A gula é o amor desordenado dos prazeres da mesa, da bebida ou
da comida. A desordem consiste em procurar o prazer do alimento, por
si mesmo, considerando-o
explícita ou implicitamente como um fim, a exemplo daqueles que fazem
do seu ventre um deus, ou em o procurar com excesso, sem respeitar as
regras que dita a sobriedade, algumas vezes até com prejuízo da saúde.
Os teólogos
assinalam quatro maneiras diversas de faltar a essas regras:
Praepropere:
Isto é, comer antes de sentir necessidade, fora das horas marcadas
para as refeições, e isto sem motivo legítimo, só para satisfazer a
gula.
Laute et
studiose: Buscar iguarias
esquisitas ou preparadas com demasiado apuro, para gozar delas mais; é
o pecado dos gulosos ou gastrônomos.
Nimis:
É ultrapassar os limites do apetite ou da necessidade,
enfartar-se de comida ou bebida, com risco de arruinar a saúde; é
evidente que só o prazer desordenado pode explicar este excesso, que
no mundo se chama glutonaria.
Ardenter:
Comer com avidez, com sofreguidão, como fazem certos animais; e esta
maneira de proceder é considerada no mundo como grosseria.
2.° A malícia
da gula vem de escravizar a alma ao corpo, materializar o homem,
enfraquecer a sua vida intelectual e moral, preparando-o, por um
pendor insensível, ao prazer da volúpia, que, em substância, é do
mesmo gênero.
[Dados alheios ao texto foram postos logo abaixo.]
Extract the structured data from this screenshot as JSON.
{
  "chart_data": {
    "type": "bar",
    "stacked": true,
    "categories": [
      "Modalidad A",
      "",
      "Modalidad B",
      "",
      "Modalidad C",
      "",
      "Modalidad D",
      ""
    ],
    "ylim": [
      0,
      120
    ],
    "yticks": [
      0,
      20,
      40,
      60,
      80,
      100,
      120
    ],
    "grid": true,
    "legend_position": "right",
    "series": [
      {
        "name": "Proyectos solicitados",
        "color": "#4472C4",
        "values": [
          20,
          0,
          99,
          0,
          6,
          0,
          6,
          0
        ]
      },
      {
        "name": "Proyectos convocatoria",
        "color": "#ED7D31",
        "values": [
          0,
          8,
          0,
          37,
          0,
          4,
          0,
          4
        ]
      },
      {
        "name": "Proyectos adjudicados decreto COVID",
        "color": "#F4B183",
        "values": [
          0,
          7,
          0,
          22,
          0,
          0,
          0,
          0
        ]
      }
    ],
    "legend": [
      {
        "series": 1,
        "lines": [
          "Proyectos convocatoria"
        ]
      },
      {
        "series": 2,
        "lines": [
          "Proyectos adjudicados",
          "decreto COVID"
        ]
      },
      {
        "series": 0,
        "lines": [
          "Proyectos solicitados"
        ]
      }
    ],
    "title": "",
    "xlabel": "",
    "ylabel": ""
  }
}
Para lhe determinarmos com precisão a culpabilidade,
importa fazer esta distinção.
A)
A gula é falta grave: a) Quando chega a excessos tais
que nos torne incapazes, por tempo notável, de cumprir os nossos
deveres de estado ou obedecer às leis divinas ou eclesiásticas; por
exemplo, quando prejudica a saúde, quando dá origem a despesas loucas
que põem em risco os interesses da família, quando leva a faltar às
leis da abstinência ou do jejum, b) O mesmo se diga, quando se
torna causa de faltas graves.
A vida e a saúde
física são bens preciosos doados por Deus. Devemos cuidar delas com
equilíbrio, levando em conta as necessidades alheias e o bem comum.
O cuidado com a
saúde dos cidadãos, requer a ajuda da sociedade para obter as
condições de vida que permitam crescer e atingir a maturidade:
alimento, roupa, moradia, cuidado da saúde, ensino básico, emprego,
assistência social.
Se a moral apela
para o respeito à vida corporal, não faz desta um valor absoluto,
insurgindo-se contra uma concepção neo-pagã que tende a promover o
culto do corpo, a tudo sacrificar-lhe, a idolatrar a perfeição física
e o êxito esportivo. Em razão da escolha seletiva que faz entre os
fortes e os fracos, tal concepção pode conduzir à perversão das
relações humanas.
A virtude da
temperança manda evitar toda espécie de excesso, o abuso da
comida, do álcool, do fumo e dos medicamentos. Aqueles que, em estado
de embriaguez ou por gosto imoderado pela velocidade, põem em risco a
segurança alheia e a própria, nas estradas, no mar ou no ar, tornam-se
gravemente culpáveis.
Eis alguns
exemplos. “Os excessos da mesa, diz o P.
Janvier, dispõem à incontinência, que é filha da gula. Incontinência
dos olhos e dos ouvidos, que vão buscar pasto doentio nos espetáculos
e canções licenciosas; incontinência da imaginação, que se perturba;
incontinência da memória que busca no passado recordações capazes de
excitar a concupiscência; incontinência do pensamento que,
extraviando-se, se derrama sobre os objetos ilícitos; incontinência do
coração, que aspira às afeições carnais; incontinência da vontade, que
abdica para se escravizar aos sentidos... A intemperança da
mesa leva à intemperança da língua. Quantas faltas não comete a
língua no decurso de banquetes pomposos e prolongados!
Atraiçoam-se os segredos que havia promessa de guardar, segredos
profissionais que são sagrados, e entrega-se à malignidade a reputação
dum marido, duma esposa, duma mãe, a honra duma família, quando não é
o futuro duma nação. Faltas contra a justiça e caridade!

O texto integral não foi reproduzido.